My brother and I always like to fit it in some extra movies to kick off a new season of ZMN, so we got together a second time and bore witness to:

Cockneys vs. Zombies

Cockneys vs Zombies

Not being of British descent, I have only a very passing familiarity with the term Cockney. From what I know, it describes a working-class segment of the population who use funny-sounding, sometimes indecipherable slang. CvZ pits a group of locals against an undead army. A team of good-hearted, but underachieving brothers plan a bank heist with their cousin, their friend, and an unhinged thug in order to save the nursing home that their grandfather owns. During the heist, zombies hit the streets, and now the team is tasked with crossing town to save the old folks while trying to keep themselves alive.

THE GOOD: CvZ is at times funny, heartfelt, and wacky. There’s some pretty good zombie action and I ended up caring about the characters, which is always good.

THE BAD: Some of the jokes about old people being tough and cursing got a little stale towards the end of the film. Not incredibly groan-worthy or anything that detracted too much. The gags just got a little….old. (See what I did?)

THE ZOMBIES: Pretty standard slow zombies. Slow enough to not be able to outrun an elderly man with a walker (one of the old people gags that was funny). There’s an origin story at the beginning of the film that involves a construction crew unearthing an ancient evil, but the cause of the outbreak is largely inconsequential.

VERDICT: CvZ is a solid film and pretty good throughout. Not great enough to breakthrough to the upper echelon of great zombie films, but definitely worth a watch. Grade: B+.

Current ZMN Rank#31 out of 126

Golden Zombey WatchMain character brothers, Terry & Andy seem likely contenders for Zombie Fighting Duo. The boys’ female cousin and the unhinged Mental Mickey might also take runs at Supporting Actress and Best Villain, respectively. The film also had some good music that might be enough for a Best Soundtrack nod.

Dorm of the Dead

Dorm of the Dead

As you can see, the poster for Dorm of the Dead features a ringing endorsement from Howard Stern: “Nice Job. Congratulations.” I’m quite sure he meant, “Congratulations on getting your horribly shit movie released to the public somehow.” Dorm of the Dead is bad. Really bad. Bad in the “can barely be considered a movie” kind of way. Any amount of time I spend writing about it will only be worth it if one person reads this and decides not to watch it.

THE GOOD: DotD has one very slight saving grace: it features some nudity. That’s the only nice thing I can say about it. It is slightly unsettling though, because after some un-story-related girls show their boobs, the main characters from that point on look like they’re about 15 years old.

THE BAD: But I guess that doesn’t matter because it also seems like most of the actors in this film never actually met one another. Rarely are two characters seen in frame at the same time. Extensive research reveals that this movie was filmed concurrently in California and Tennessee, and it’s pretty obvious which actors came from which region. The villain in the movie never appears in frame with the main character even when they are supposed to be having a face-to-face conversation.

THE ZOMBIES: The bulk of the “plot” revolves around the main character slowly becoming a zombie after the villain pours zombie blood in her mouth while she’s sleeping (did somebody say greatest college prank ever?). She starts to kill people in a very boring fashion. There’s also some other zombies running around, but they don’t really matter.

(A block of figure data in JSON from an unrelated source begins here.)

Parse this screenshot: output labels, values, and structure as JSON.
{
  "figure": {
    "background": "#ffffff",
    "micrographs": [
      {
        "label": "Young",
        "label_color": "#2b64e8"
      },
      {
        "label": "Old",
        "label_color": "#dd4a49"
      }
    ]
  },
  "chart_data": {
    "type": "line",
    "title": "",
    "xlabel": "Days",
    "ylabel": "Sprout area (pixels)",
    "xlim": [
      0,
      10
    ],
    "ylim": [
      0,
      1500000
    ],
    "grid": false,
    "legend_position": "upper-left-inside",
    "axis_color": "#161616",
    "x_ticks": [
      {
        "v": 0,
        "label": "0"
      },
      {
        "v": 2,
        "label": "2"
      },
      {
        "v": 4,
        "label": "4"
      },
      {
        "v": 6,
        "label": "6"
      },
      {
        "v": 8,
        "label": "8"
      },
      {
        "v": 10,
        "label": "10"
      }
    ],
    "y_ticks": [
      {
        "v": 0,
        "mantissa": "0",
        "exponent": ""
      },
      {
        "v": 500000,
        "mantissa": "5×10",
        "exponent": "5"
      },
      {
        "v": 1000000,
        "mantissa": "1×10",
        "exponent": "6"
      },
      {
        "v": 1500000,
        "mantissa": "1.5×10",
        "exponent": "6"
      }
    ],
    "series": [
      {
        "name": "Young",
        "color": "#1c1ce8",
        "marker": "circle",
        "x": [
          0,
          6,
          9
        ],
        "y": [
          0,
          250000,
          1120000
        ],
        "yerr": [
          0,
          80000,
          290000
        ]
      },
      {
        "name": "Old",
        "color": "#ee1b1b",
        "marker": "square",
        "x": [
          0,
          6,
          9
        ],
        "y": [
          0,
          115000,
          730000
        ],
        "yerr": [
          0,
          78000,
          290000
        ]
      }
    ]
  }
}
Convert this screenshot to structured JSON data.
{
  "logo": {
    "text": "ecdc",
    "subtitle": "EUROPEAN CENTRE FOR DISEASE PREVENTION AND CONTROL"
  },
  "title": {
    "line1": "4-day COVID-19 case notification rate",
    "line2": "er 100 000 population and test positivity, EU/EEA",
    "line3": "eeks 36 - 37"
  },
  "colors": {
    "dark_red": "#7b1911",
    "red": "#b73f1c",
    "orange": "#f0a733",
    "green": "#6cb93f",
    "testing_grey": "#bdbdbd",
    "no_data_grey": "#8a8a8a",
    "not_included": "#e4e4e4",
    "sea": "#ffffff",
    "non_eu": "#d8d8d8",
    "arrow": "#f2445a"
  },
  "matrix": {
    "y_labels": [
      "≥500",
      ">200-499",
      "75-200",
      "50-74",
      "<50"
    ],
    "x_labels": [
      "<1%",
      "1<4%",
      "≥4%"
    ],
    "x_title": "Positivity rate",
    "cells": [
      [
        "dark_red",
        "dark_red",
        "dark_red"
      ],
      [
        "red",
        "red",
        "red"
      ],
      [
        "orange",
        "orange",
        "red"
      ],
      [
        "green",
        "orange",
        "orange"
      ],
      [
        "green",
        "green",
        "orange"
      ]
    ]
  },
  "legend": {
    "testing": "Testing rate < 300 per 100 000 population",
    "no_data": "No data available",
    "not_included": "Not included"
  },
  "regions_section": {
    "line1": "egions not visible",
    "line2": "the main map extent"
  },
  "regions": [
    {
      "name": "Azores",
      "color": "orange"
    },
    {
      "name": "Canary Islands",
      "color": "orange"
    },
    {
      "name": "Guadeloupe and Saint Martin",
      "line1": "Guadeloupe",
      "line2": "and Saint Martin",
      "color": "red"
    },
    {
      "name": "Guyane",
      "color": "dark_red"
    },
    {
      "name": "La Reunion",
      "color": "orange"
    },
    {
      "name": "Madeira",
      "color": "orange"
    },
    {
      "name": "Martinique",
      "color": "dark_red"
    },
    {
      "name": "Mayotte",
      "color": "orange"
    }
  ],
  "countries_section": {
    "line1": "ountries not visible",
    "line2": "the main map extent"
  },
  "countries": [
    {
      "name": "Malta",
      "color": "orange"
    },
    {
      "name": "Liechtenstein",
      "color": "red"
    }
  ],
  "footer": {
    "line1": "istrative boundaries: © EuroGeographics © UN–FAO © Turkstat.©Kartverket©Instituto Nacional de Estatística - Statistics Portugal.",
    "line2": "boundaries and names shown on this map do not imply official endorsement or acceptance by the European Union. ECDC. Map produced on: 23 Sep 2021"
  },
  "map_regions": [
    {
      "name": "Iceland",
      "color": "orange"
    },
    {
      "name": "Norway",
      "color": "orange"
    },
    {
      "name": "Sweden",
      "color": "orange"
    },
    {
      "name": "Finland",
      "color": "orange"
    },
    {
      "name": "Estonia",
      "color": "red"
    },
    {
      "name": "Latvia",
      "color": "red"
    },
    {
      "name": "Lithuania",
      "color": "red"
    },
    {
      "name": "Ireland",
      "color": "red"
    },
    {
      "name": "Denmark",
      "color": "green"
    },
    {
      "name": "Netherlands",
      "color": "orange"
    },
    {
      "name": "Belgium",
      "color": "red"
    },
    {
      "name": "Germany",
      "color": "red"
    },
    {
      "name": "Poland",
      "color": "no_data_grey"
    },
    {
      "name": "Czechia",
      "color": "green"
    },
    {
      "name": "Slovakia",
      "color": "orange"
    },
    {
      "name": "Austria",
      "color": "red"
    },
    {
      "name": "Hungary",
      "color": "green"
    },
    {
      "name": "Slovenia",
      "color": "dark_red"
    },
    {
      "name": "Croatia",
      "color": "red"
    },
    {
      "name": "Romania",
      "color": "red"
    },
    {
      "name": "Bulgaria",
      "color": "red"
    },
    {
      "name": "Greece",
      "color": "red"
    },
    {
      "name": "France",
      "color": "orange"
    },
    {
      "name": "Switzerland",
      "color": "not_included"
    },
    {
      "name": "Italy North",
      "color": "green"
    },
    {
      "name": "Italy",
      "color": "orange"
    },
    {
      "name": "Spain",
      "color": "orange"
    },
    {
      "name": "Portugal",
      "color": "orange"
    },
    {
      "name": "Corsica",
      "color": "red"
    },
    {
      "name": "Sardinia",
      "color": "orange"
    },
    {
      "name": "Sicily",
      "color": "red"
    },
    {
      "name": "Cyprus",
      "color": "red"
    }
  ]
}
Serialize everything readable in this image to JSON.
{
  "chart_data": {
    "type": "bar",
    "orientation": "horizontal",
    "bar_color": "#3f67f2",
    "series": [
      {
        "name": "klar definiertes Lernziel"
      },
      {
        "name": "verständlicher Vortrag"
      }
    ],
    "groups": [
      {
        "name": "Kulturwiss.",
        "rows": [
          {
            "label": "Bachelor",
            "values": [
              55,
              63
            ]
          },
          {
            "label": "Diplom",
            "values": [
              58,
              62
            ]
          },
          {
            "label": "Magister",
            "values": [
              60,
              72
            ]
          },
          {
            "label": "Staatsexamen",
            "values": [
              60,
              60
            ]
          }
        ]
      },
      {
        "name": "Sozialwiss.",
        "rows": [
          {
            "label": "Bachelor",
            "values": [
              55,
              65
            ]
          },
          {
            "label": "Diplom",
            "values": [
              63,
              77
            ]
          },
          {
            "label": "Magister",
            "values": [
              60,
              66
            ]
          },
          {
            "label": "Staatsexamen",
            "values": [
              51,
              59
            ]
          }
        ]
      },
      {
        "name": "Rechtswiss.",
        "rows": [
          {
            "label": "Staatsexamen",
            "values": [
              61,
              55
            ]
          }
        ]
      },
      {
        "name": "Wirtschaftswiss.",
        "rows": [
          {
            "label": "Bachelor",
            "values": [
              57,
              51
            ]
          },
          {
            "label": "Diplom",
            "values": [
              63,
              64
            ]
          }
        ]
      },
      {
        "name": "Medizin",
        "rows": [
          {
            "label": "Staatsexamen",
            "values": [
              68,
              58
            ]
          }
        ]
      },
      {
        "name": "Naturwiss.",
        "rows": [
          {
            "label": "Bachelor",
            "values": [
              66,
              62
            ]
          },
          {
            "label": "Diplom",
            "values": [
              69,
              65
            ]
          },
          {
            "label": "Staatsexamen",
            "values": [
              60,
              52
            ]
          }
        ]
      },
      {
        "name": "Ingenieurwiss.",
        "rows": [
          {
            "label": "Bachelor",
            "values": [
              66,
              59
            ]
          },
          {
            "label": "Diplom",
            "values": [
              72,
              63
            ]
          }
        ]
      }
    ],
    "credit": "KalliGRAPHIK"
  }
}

VERDICT: There’s no way I ever would have watched this for more than 5 minutes if it weren’t for Zombie Movie Night. Why? Why do we do this to ourselves? Anyway, DotD would have easily been bottom 3 in the Standings if not for nudity. Unlike the very bottom of the list, DotD at least had the decency to be slightly indecent.

Current ZMN Standing: #122 out 126

Golden Zombey WatchAmazing that a movie this bad could still contend for Worst Ending, yet it contains an epilogue completely unrelated to the rest of the film. It is painfully unfunny and seemed to go on forever, even though it was probably not much longer than 5 minutes.